As long as you're happy and it doesn't bother you, then there's nothing wrong. Do you ever feel lonely, like you want more friends? If you want friends, but don't have friends, then there is something wrong. If you don't have freinds and don't want friends, that's fine. You need to figure out what made you post this topic, though. Why is it bothering you?
There is nothing wrong with you, the behaviour you describe is typical of a large percentage of people within your age limit. You're just introverted. I'm sure there are some more introverted people like yourself on
KR that will reply. You have a best friend and a boyfriend that you live with. This shows that while you don't yearn for a large amount of friends, you still value the company of other people. Some people just don't bother with the whole "having friends" scene. Your situation makes you sound kind od cool to me. People like you and regard you as the life of the party, but you don't need them around you all the tie to validate yourself. You have your boyfriend and girlfriend who you're close to, and that's fine.
How would you describe the relationship you have with your girlfriend? Are ye close? Do you like spending time with her sometimes as opposed to being alone?

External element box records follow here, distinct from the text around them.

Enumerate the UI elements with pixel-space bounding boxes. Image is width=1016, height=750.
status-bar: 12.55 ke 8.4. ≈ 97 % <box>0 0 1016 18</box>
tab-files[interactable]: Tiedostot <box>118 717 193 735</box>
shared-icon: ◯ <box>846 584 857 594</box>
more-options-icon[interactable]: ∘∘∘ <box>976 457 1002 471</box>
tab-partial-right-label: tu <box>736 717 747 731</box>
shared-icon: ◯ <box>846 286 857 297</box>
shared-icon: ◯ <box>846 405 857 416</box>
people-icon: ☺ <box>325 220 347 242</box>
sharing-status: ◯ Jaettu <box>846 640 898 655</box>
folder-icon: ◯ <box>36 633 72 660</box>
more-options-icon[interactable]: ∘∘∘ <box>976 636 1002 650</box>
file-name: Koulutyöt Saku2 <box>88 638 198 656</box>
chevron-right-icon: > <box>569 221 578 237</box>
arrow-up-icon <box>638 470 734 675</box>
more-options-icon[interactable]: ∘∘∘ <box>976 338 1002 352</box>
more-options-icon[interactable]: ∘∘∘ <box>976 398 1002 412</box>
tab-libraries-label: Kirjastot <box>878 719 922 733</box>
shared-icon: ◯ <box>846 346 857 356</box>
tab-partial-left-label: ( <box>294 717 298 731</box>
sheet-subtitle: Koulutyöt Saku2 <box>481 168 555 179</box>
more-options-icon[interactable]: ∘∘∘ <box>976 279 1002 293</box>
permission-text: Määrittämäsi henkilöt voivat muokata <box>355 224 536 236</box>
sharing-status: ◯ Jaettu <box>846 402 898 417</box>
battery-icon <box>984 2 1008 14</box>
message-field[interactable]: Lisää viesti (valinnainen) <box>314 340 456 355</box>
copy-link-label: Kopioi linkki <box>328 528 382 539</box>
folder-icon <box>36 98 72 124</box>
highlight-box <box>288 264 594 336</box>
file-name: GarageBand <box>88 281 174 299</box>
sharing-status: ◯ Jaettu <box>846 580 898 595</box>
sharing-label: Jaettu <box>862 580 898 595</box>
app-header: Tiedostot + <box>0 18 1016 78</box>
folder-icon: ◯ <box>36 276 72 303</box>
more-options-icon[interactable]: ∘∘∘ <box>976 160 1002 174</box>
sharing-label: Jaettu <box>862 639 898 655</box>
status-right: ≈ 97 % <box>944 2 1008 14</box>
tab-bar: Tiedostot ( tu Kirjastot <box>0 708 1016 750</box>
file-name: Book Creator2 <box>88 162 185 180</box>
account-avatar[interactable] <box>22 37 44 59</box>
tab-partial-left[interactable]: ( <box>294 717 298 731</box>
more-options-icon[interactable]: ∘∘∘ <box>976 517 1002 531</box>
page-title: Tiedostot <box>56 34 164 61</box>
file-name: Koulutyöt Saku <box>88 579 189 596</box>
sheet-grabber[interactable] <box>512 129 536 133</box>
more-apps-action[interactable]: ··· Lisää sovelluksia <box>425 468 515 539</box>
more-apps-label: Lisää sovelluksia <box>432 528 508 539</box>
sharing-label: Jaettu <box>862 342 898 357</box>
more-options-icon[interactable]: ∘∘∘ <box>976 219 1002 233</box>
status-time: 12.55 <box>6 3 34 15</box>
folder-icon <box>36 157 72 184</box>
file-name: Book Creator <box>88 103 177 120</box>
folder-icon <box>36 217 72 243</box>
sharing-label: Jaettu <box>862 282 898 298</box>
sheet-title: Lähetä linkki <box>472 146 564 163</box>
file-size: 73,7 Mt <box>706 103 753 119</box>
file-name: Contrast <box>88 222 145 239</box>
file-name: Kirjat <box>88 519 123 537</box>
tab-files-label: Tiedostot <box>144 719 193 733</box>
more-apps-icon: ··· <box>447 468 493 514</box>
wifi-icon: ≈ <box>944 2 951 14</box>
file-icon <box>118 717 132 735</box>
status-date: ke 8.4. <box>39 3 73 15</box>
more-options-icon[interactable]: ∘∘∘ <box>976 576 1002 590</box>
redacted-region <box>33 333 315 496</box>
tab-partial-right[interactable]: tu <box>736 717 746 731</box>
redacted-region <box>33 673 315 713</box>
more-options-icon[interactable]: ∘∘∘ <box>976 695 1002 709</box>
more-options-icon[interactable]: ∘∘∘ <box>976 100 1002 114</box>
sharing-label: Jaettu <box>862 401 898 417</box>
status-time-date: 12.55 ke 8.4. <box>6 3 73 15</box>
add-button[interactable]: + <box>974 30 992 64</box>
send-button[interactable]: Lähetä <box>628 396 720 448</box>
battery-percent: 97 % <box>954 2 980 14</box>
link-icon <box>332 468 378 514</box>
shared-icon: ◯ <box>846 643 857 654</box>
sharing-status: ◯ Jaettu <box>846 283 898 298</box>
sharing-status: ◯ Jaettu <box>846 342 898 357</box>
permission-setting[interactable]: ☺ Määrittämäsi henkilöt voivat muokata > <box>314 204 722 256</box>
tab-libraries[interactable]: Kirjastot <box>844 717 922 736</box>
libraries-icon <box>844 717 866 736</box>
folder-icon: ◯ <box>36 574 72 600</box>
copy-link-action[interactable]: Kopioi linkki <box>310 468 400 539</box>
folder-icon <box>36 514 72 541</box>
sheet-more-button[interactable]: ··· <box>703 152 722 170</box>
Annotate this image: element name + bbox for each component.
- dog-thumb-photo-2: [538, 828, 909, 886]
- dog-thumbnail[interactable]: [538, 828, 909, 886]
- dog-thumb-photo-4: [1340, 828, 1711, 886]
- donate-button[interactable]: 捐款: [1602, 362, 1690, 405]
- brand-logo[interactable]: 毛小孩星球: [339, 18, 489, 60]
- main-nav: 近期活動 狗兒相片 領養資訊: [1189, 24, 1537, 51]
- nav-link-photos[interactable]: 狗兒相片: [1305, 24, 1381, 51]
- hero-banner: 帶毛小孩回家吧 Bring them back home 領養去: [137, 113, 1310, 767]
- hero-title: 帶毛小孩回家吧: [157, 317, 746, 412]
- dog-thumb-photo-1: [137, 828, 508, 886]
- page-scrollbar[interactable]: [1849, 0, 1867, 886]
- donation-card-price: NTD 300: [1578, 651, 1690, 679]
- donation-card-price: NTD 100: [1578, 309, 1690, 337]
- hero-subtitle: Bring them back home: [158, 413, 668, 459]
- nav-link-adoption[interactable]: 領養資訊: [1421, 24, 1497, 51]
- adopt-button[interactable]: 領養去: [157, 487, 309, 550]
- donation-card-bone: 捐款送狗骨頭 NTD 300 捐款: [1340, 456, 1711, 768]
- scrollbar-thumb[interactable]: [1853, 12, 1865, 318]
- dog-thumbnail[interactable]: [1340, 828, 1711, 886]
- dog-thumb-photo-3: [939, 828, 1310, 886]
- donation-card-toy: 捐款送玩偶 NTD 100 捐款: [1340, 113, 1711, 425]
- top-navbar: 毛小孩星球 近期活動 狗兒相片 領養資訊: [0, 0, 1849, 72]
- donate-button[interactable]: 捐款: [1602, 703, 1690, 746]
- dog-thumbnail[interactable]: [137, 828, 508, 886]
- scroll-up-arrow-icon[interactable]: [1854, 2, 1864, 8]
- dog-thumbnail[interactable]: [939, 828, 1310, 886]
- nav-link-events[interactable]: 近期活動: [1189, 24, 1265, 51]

I want friends. But at the same time I am, by definition, introverted. I prefer spending time by myself and keep to myself all the time. I think it's the feeling I get
after a social situation that does it for me. I seem to think that it's the time I spend with other people that matters, as there are "witnesses" to confirm for me what I've done. Being sociable makes me feel productive, like I've made a difference to someone other than myself, so the more social oppertunities that arise the better. But afterwards I'm always relieved and glad to be out of the glare of other people so I can do my own thing. I cherish my alone time. Might sound crazy, but personally I reckon it's perfectly normal. Typical introversion, common of many.
I got very used to being alone over time, so now I find I'm just more comfortable being by myself. The prospect of doing things with other people usually seems like a drag for me, even though I'm very grateful for it. I guess I have this mentallity that they'll prevent me from doing what I want. I'm quite self-preoccupied in that sense. I love going shopping alone too. Whenever I go into town with my friends, it's always a case of me tagging after them for the day. Whereas when I'm by myself, I can decide when to come and go, what to do, etc etc. Movies are a solitary pleasure too. I'd frequently go to the cinema alone, except I don't want people to be all like "look at her on her own LOL", if you get me.
That's not saying I would like to be friendless of course. I can get extremely lonely thinking that no one bothers with me. I love my friends and I've never been happier now I'm more sociable. It's not how much I physically meet them, it's the quality of our friendship. As long as I know that they consider me a friend, I'm happy. At an estimate, I have 6 friends/accquaintances, one of whom I sort-of relate to (but am not particularly close to).
You sound like an interesting, fun person whom I'm sure lots of people would love to be friends with. Think of it this way: At least the problem isn't in reverse. It's not a case of "No one wants to be friends with me", it's a case of "I don't want to be friends with them".